Women bear the burden of mental depression
Saonli Hazra

 Maya is 27, illiterate and has four children whom she supports by working as a part-time domestic help in five houses. She has the reputation of being very good at her job: she is punctual, she informs the households prior to taking leave and is honest and reliable.

Maya earns around Tk 2,500 per month, a sizeable part of which goes towards paying the rent and her children's school fees. Maya's husband does not have a job-he lives off his wife's income. He even uses the money she earns to support his drinking habit and Maya is often unable to make both ends meet. As a result, she has to buy groceries on credit, borrows from the houses she works in and also from her relatives. Even so, the debts seem to just keep piling up.

Since the last six months, Maya has not been her usual gregarious self. She looks distressed, unhappy and lost. She is no longer as efficient and somehow she does not seem to care that she is doing a bad job. She has also lost her appetite and suffers from frequent headaches, chest pains and complains of being low on energy. She dozes off in the middle of her work and now the other maids in the area have started calling her 'crazy'.

Maya got herself checked at the free government clinic where she was prescribed a dose of iron and folic acid tablets, multivitamins and asked to follow a more nutritious diet. But several weeks later, Maya still complains of numbness, weakness and palpitations.

Unknown to her, Maya is suffering from severe depression. And Maya's is not an isolated case. There are many others who, due to poverty, suffer from stress-related disorders. And the irony of the situation is that not only are people who suffer from depression unaware of its consequences, even many doctors do not know how to tackle the problem.

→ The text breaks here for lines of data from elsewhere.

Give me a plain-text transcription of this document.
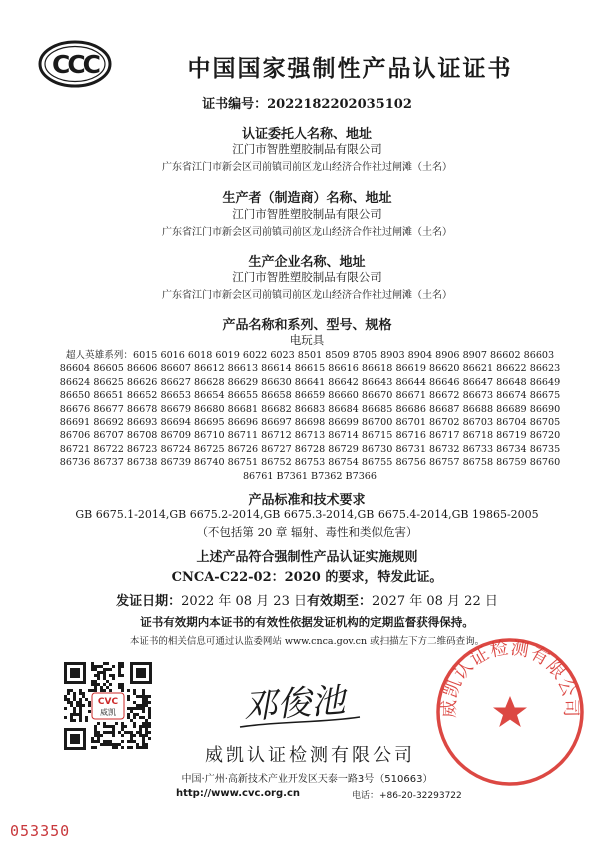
CCC	中国国家强制性产品认证证书
证书编号：2022182202035102
认证委托人名称、地址
江门市智胜塑胶制品有限公司
广东省江门市新会区司前镇司前区龙山经济合作社过闸滩（土名）
生产者（制造商）名称、地址
江门市智胜塑胶制品有限公司
广东省江门市新会区司前镇司前区龙山经济合作社过闸滩（土名）
生产企业名称、地址
江门市智胜塑胶制品有限公司
广东省江门市新会区司前镇司前区龙山经济合作社过闸滩（土名）
产品名称和系列、型号、规格
电玩具
超人英雄系列：6015 6016 6018 6019 6022 6023 8501 8509 8705 8903 8904 8906 8907 86602 86603
86604 86605 86606 86607 86612 86613 86614 86615 86616 86618 86619 86620 86621 86622 86623
86624 86625 86626 86627 86628 86629 86630 86641 86642 86643 86644 86646 86647 86648 86649
86650 86651 86652 86653 86654 86655 86658 86659 86660 86670 86671 86672 86673 86674 86675
86676 86677 86678 86679 86680 86681 86682 86683 86684 86685 86686 86687 86688 86689 86690
86691 86692 86693 86694 86695 86696 86697 86698 86699 86700 86701 86702 86703 86704 86705
86706 86707 86708 86709 86710 86711 86712 86713 86714 86715 86716 86717 86718 86719 86720
86721 86722 86723 86724 86725 86726 86727 86728 86729 86730 86731 86732 86733 86734 86735
86736 86737 86738 86739 86740 86751 86752 86753 86754 86755 86756 86757 86758 86759 86760
86761 B7361 B7362 B7366
产品标准和技术要求
GB 6675.1-2014,GB 6675.2-2014,GB 6675.3-2014,GB 6675.4-2014,GB 19865-2005
（不包括第 20 章 辐射、毒性和类似危害）
上述产品符合强制性产品认证实施规则
CNCA-C22-02：2020 的要求，特发此证。
发证日期：2022 年 08 月 23 日有效期至：2027 年 08 月 22 日
证书有效期内本证书的有效性依据发证机构的定期监督获得保持。
本证书的相关信息可通过认监委网站 www.cnca.gov.cn 或扫描左下方二维码查询。
CVC
威凯	邓俊池	威凯认证检测有限公司
威凯认证检测有限公司
中国·广州·高新技术产业开发区天泰一路3号（510663）
http://www.cvc.org.cn	电话：+86-20-32293722
053350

Dr Vikram Patel, a Senior Lecturer at the London School of Hygiene and Tropical Medicine, has done pioneering research in this field. A part of this work has been done at two primary level health centres in Goa. Patel took a random sample of patients who came to the clinics with symptoms of numbness, weakness, heart palpitations and overall lethargy. He found a pattern emerging: almost all these patients came from a deprived economic background.

His research reveals that those who did not have enough money to buy food at some point in the previous month were four times more likely to suffer from depression. People in debt were three times as likely and the unemployed, twice as likely, to suffer from depression.

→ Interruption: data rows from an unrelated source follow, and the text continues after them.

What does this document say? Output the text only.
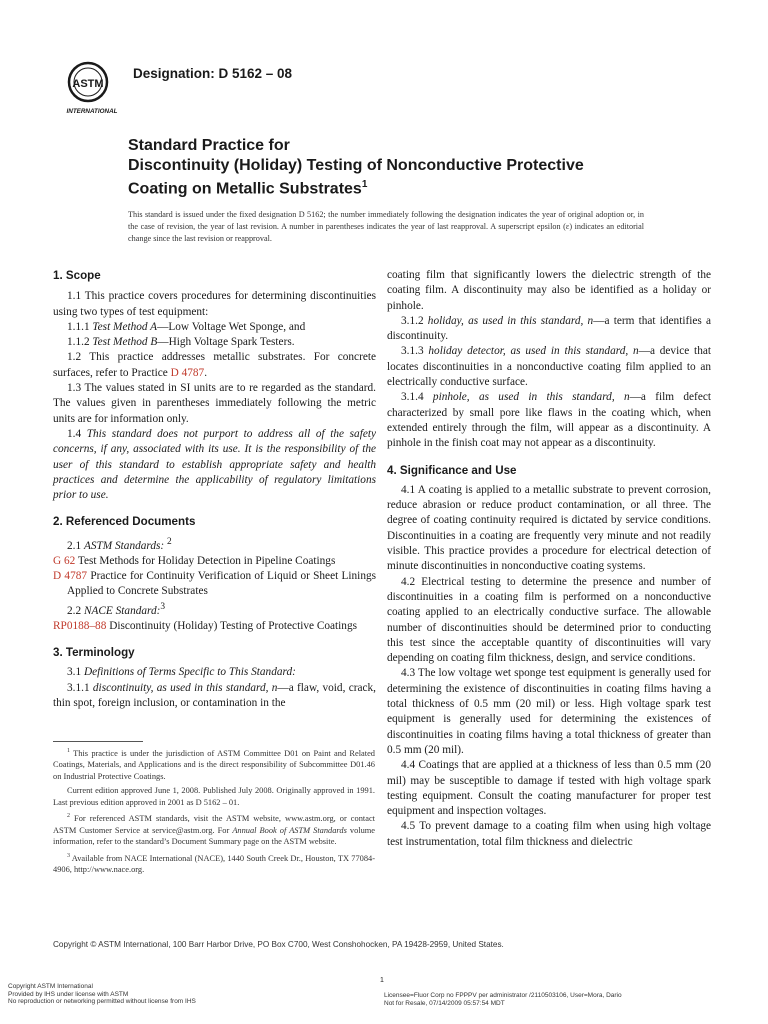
ASTM
INTERNATIONAL
Designation: D 5162 – 08
Standard Practice for
Discontinuity (Holiday) Testing of Nonconductive Protective
Coating on Metallic Substrates$^1$
This standard is issued under the fixed designation D 5162; the number immediately following the designation indicates the year of original adoption or, in the case of revision, the year of last revision. A number in parentheses indicates the year of last reapproval. A superscript epsilon (ε) indicates an editorial change since the last revision or reapproval.
1. Scope

1.1 This practice covers procedures for determining discontinuities using two types of test equipment:

1.1.1 Test Method A—Low Voltage Wet Sponge, and

1.1.2 Test Method B—High Voltage Spark Testers.

1.2 This practice addresses metallic substrates. For concrete surfaces, refer to Practice D 4787.

1.3 The values stated in SI units are to re regarded as the standard. The values given in parentheses immediately following the metric units are for information only.

1.4 This standard does not purport to address all of the safety concerns, if any, associated with its use. It is the responsibility of the user of this standard to establish appropriate safety and health practices and determine the applicability of regulatory limitations prior to use.

2. Referenced Documents

2.1 ASTM Standards: $^2$

G 62 Test Methods for Holiday Detection in Pipeline Coatings

D 4787 Practice for Continuity Verification of Liquid or Sheet Linings Applied to Concrete Substrates

2.2 NACE Standard:$^3$

RP0188–88 Discontinuity (Holiday) Testing of Protective Coatings

3. Terminology

3.1 Definitions of Terms Specific to This Standard:

3.1.1 discontinuity, as used in this standard, n—a flaw, void, crack, thin spot, foreign inclusion, or contamination in the

$^1$ This practice is under the jurisdiction of ASTM Committee D01 on Paint and Related Coatings, Materials, and Applications and is the direct responsibility of Subcommittee D01.46 on Industrial Protective Coatings.

Current edition approved June 1, 2008. Published July 2008. Originally approved in 1991. Last previous edition approved in 2001 as D 5162 – 01.

$^2$ For referenced ASTM standards, visit the ASTM website, www.astm.org, or contact ASTM Customer Service at service@astm.org. For Annual Book of ASTM Standards volume information, refer to the standard’s Document Summary page on the ASTM website.

$^3$ Available from NACE International (NACE), 1440 South Creek Dr., Houston, TX 77084-4906, http://www.nace.org.

coating film that significantly lowers the dielectric strength of the coating film. A discontinuity may also be identified as a holiday or pinhole.

3.1.2 holiday, as used in this standard, n—a term that identifies a discontinuity.

3.1.3 holiday detector, as used in this standard, n—a device that locates discontinuities in a nonconductive coating film applied to an electrically conductive surface.

3.1.4 pinhole, as used in this standard, n—a film defect characterized by small pore like flaws in the coating which, when extended entirely through the film, will appear as a discontinuity. A pinhole in the finish coat may not appear as a discontinuity.

4. Significance and Use

4.1 A coating is applied to a metallic substrate to prevent corrosion, reduce abrasion or reduce product contamination, or all three. The degree of coating continuity required is dictated by service conditions. Discontinuities in a coating are frequently very minute and not readily visible. This practice provides a procedure for electrical detection of minute discontinuities in nonconductive coating systems.

4.2 Electrical testing to determine the presence and number of discontinuities in a coating film is performed on a nonconductive coating applied to an electrically conductive surface. The allowable number of discontinuities should be determined prior to conducting this test since the acceptable quantity of discontinuities will vary depending on coating film thickness, design, and service conditions.

4.3 The low voltage wet sponge test equipment is generally used for determining the existence of discontinuities in coating films having a total thickness of 0.5 mm (20 mil) or less. High voltage spark test equipment is generally used for determining the existences of discontinuities in coating films having a total thickness of greater than 0.5 mm (20 mil).

4.4 Coatings that are applied at a thickness of less than 0.5 mm (20 mil) may be susceptible to damage if tested with high voltage spark testing equipment. Consult the coating manufacturer for proper test equipment and inspection voltages.

4.5 To prevent damage to a coating film when using high voltage test instrumentation, total film thickness and dielectric

Copyright © ASTM International, 100 Barr Harbor Drive, PO Box C700, West Conshohocken, PA 19428-2959, United States.
1
Copyright ASTM International
Provided by IHS under license with ASTM
No reproduction or networking permitted without license from IHS
Licensee=Fluor Corp no FPPPV per administrator /2110503106, User=Mora, Dario
Not for Resale, 07/14/2009 05:57:54 MDT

On the basis of these findings, Patel concluded that there was a correlation between people's economic status and the incidence of mental health disorders. The study also showed that women were a high-risk group, primarily due to their traditional roles as nurturers where they had to bear the strain of poverty more than the men. At the same time, there was also a lack of affordable and accessible services and doctors at the government health centres were unable to identify the problem and hence could only provide symptomatic relief.

One prominent model of depression theorises that depression involves a kind of giving up or 'learned helplessness'. Thus, after suffering a series of setbacks, depressed persons come to the conclusion that they cannot cope with the situation. And slowly they stop trying completely. Simultaneously, their self-image becomes negative. They see themselves as losers and this ultimately is the basic premise that triggers off depression.

The situation is worse for those from the economically deprived sections. Financial instability triggers off a spate of disappointments which then fuel feelings of worthlessness and low selfesteem. Finally, when these feelings extend to almost every life situation, one has a full-fledged depressed patient at hand.

This link between poverty and mental health problems has been amply illustrated by social scientists and economists. Recently, the World Bank's Living Standard Measurement Surveys (LSMS Working Paper Series, World Bank) too have indicated the same. Others have also concluded that the most effective way to combat depression has little to do with psychiatry and more to do with economics.

Nevertheless, the curative side too needs to be revamped, especially the available infrastructure. The prime challenge is to remove the stigma attached to mental health problems. Most people do not believe that mental health is an area that requires policy intervention or professional handling. Instead, faith healers or family doctors are preferred. Maya, for example, goes to the temple two to three times a week, fasts and consults every fortune teller she comes across for a cure to her depression.

Sensitising and training doctors who are most in touch with the poor, especially those in government hospitals, would go a long way. But the ultimate target has to be to get the government to spend more on mental healthcare services. At the moment, the government is spending less than one per cent of the health budget on mental health and the doctor-patient ratio is abysmally low at 1:250,000.

Surely these statistics speak loudly enough to show that this is an issue that needs to be tackled in a hurry.